Insomnia sometimes passes—but sometime it doesn't, leading to chronic sleepless nights. Most insomniacs avoidably become, in essence, their own worst enemies, mishandling the malady through habit-forming drugs or seemingly benign but flawed methodology. "Misguided ways to cope with the sleep deprivation—such as drinking coffee, going to bed earlier, having a nightcap, or staying in bed longer in the morning—only fuel the problem," write Lawrence Epstein and Steven Mardon, authors of The Harvard Medical School Guide to a Good Night's Sleep. "As insomnia worsens, anxiety and frustration mount, leading to a vicious cycle.…"

Those desperate enough for sleep often overmedicate, Mednick says, which doesn't treat the insomnia at all. Instead, it masks the underlying issues in a narcotic haze that can lead to addiction and even more sleepless nights. Unfortunately, desperate for sleep, the insomniac has a smorgasbord of heavily marketed pharmaceutical remedies to choose from—both by prescription and over the counter. In recent years, prescription antidepressants have found some favor in treating insomnia, while over-the-counter sleeping pills (usually a form of antihistamine) remain popular too.
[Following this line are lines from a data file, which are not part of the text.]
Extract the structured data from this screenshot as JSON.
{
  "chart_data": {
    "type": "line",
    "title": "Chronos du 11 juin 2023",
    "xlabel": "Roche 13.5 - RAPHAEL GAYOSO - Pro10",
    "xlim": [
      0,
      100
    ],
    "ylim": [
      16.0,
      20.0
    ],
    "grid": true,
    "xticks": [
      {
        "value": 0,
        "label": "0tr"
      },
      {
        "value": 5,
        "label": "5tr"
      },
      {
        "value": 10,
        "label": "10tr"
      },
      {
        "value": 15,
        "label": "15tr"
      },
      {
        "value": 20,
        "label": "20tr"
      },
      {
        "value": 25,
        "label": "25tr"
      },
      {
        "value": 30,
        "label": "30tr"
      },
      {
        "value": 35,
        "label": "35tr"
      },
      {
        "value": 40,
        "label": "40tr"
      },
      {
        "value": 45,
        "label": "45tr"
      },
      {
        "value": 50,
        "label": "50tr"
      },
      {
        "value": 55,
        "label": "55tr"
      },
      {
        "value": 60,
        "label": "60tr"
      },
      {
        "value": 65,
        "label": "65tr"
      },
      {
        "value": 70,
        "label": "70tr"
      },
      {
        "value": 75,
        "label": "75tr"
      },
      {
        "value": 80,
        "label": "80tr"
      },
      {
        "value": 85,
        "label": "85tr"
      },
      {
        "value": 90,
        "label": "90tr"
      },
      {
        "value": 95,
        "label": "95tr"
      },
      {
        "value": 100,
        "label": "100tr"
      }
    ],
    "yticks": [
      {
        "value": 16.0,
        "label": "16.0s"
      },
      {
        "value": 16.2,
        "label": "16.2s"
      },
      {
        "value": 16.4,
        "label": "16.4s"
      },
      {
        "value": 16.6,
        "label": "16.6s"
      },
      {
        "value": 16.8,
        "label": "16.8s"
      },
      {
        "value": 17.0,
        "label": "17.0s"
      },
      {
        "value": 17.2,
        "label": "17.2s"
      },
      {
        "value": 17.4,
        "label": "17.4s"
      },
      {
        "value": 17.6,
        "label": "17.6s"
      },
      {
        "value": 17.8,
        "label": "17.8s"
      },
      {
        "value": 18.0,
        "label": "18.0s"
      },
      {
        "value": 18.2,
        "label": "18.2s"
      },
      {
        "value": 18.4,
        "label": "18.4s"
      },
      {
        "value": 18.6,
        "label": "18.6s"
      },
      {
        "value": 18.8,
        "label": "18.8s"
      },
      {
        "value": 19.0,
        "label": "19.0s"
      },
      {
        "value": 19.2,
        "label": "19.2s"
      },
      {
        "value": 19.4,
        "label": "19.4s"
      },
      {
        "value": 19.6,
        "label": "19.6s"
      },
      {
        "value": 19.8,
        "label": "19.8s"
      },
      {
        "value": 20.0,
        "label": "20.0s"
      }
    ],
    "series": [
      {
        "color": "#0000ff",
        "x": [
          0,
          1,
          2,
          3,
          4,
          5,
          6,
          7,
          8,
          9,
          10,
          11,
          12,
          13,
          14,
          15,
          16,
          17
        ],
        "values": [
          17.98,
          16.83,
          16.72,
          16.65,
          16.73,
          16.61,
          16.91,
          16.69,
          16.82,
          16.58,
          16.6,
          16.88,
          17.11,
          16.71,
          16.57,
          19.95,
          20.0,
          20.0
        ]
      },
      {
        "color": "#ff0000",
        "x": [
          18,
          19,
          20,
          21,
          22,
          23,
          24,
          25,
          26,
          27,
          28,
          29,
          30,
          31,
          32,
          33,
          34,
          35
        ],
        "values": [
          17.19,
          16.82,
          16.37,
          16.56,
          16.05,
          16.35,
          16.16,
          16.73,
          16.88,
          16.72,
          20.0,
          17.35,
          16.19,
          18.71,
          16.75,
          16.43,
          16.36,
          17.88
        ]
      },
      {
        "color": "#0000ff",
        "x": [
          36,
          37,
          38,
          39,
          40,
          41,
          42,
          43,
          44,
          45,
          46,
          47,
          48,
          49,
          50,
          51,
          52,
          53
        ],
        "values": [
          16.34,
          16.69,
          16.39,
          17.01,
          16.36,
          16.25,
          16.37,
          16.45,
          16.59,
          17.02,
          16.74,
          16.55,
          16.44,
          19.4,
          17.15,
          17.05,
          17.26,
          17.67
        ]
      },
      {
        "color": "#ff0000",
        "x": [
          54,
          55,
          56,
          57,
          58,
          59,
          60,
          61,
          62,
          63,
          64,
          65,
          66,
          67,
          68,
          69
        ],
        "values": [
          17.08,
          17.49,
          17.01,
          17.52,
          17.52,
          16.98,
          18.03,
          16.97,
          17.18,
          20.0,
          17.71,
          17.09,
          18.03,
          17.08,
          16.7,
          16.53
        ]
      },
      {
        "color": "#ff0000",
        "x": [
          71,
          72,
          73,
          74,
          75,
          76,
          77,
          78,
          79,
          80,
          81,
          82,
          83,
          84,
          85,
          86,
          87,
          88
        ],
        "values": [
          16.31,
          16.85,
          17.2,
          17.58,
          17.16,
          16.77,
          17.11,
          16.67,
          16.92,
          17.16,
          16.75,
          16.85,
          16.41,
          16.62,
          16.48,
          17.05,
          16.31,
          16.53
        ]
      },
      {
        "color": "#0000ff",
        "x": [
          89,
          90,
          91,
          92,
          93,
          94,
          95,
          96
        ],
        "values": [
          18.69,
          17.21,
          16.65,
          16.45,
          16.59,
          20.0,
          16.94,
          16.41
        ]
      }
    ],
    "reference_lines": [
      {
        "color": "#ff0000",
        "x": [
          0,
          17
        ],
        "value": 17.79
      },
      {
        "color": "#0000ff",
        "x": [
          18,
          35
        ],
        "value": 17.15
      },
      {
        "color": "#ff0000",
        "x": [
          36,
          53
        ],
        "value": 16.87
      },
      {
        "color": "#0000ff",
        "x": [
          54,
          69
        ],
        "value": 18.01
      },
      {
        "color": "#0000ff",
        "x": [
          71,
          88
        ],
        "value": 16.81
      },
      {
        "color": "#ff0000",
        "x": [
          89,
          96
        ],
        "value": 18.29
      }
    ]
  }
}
The problem with most of these medications—especially so-called sedative-hypnotics, obtained by prescription and also known as benzodiazepines and non-benzodiazepines—is that while they might seem to give the sufferer some relief, they either disrupt or prohibit REM sleep, the restorative kind that provides great, complicated dreams and a sense of renewed vigor and optimism in the morning. You think you're asleep, but it's light, and there's the chance of developing psychological or physical dependence, not to mention a host of side effects. In all cases, these pills fail to cure the cause of the insomnia. In some cases, they prolong it. And when abused, these drugs can result in a permanent, deadly slumber.